Depinning of discommensurations for tilted Frenkel-Kontorova chains

TL;DR

This paper investigates how tilting affects discommensurations in Frenkel-Kontorova chains, revealing thresholds where these structures persist or transition to sliding states, and connecting these phenomena to invariant circles in twist maps.

Contribution

It establishes the existence and properties of tilt thresholds for discommensurations and links these to invariant circle conditions in the associated twist map.

Findings

Discommensurations persist up to specific tilt thresholds.

Existence of periodically sliding discommensurations between thresholds.

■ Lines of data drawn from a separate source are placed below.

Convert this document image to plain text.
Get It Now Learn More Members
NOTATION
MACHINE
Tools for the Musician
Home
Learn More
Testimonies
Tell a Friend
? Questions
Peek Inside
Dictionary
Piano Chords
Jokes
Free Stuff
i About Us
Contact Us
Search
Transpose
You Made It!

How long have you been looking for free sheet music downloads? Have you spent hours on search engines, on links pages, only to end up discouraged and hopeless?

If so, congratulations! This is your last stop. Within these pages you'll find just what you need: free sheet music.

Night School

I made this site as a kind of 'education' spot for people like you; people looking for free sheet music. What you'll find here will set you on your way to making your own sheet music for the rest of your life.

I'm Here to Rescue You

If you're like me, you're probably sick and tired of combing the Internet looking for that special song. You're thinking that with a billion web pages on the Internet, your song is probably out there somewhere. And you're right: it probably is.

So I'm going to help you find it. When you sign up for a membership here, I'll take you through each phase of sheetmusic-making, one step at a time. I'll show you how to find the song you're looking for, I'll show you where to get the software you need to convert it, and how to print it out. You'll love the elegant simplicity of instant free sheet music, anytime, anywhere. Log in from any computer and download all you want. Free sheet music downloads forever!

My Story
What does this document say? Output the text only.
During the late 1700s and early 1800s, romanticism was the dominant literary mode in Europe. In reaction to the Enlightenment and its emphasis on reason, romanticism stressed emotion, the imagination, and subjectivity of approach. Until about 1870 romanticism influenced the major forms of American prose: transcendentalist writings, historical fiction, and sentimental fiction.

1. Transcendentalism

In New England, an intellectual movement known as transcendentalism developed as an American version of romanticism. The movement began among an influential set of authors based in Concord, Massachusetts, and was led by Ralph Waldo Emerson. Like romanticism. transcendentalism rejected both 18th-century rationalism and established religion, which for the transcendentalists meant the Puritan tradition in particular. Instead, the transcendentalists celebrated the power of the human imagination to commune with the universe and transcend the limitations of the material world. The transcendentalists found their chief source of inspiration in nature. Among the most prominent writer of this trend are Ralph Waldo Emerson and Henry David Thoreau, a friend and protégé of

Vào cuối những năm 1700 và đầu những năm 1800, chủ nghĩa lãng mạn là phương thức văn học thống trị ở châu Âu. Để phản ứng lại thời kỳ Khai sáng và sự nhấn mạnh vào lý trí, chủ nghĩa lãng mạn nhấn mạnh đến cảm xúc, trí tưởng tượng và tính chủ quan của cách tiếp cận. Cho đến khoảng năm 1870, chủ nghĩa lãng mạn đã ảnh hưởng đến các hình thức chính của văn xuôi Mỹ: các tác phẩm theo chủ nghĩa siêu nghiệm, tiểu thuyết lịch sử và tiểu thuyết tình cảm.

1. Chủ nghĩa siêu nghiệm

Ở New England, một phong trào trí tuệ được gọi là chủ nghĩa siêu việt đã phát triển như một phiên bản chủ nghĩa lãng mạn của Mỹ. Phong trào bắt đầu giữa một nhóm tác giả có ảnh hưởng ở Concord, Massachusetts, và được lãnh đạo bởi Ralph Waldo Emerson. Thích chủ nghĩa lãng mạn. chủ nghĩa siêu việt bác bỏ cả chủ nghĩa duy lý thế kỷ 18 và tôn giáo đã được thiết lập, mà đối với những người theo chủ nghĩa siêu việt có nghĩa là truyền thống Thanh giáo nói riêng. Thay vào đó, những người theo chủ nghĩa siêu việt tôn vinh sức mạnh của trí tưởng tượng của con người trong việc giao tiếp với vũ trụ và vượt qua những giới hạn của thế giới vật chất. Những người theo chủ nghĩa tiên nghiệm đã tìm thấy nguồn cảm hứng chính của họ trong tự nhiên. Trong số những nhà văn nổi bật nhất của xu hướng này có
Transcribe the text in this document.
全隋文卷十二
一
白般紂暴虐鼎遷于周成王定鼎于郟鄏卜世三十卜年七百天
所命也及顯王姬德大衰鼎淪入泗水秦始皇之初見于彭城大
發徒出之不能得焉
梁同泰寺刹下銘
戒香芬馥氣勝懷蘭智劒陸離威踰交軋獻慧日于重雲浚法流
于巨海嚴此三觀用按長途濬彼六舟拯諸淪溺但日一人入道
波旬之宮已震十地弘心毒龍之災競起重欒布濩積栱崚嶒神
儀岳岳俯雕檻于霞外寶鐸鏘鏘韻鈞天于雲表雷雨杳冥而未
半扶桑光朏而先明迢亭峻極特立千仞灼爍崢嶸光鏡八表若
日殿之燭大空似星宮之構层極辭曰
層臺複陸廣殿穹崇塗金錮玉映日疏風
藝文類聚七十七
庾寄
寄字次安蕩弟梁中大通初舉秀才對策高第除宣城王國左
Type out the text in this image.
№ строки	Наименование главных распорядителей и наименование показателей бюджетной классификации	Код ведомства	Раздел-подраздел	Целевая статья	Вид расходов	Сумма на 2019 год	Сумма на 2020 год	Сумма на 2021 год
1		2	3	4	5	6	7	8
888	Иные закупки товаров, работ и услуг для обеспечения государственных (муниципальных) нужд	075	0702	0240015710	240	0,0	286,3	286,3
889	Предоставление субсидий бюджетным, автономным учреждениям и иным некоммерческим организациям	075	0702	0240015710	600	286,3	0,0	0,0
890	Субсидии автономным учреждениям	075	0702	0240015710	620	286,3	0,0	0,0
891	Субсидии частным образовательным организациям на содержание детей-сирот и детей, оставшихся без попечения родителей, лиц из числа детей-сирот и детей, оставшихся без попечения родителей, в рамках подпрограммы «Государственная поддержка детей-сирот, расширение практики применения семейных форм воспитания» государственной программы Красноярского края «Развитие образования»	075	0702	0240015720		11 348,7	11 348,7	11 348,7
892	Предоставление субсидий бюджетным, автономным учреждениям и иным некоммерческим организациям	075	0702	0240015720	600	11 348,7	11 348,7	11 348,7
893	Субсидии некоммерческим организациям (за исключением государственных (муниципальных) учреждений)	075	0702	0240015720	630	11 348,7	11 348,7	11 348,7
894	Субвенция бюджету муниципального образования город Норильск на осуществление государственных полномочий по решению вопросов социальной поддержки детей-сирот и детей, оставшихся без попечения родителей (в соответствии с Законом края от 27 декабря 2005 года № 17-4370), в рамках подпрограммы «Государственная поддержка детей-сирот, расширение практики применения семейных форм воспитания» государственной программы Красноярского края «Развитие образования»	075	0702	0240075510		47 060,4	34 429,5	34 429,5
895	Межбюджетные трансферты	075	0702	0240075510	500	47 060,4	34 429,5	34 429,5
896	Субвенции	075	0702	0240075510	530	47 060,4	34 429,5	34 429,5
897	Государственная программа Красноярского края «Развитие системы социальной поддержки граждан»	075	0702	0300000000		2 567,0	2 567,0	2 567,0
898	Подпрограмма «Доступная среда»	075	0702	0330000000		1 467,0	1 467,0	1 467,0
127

Connection between tilt thresholds and invariant circles in the twist map.

Abstract

For an untilted Frenkel-Kontorova chain and any rational $p/q$, Aubry and Mather proved there are minimising equilibrium states that are left- and right-asymptotic to neighbouring pairs of spatially periodic minimisers of type $(p,q)$. They are known as {\em discommensurations} (or kinks or fronts), {\em advancing }if the right-asymptotic equilibrium is to the right of the left-asymptotic one, {\em retreating} otherwise. Following work of Middleton, Floria \& Mazo and Baesens \& MacKay, there is a threshold tilt $F_d(p/q)\ge 0$ up to which there continue to be periodic equilibria of type $(p,q)$ and above which there is a globally attracting periodically sliding solution in the space of sequences of type $(p,q)$. In this paper, we prove that there are values $F_d(p/q\pm)$ of tilt with $0\le F_d(p/q\pm) \le F_d(p/q)$, generically positive and less than $F_d(p/q)$, up to which there continue to be equilibrium advancing or retreating discommensurations, respectively, and such that for $F_d(p/q\pm) < F < F_d(p/q)$ there are periodically sliding discommensurations, apart perhaps from exceptional cases with both a degenerate type $(p,q)$ equilibrium and a degenerate advancing equilibrium discommensuration. We give examples, however, to show that equilibrium and periodically sliding discommensurations may co-exist, both above and below $F_d(p/q\pm)$, so the case of discommensurations is not as clean as that of periodic configurations. On the way, we prove that $F_d(\omega) \to F_d(p/q\pm)$ as $\omega \searrow p/q$ or $\nearrow p/q$ respectively. Finally, we prove that $F_d(p/q\pm)=0$ is equivalent to the existence of a rotational invariant circle consisting of periodic orbits of type $(p,q)$ and right-going (respectively left-going) separatrices, for the corresponding twist map on the cylinder.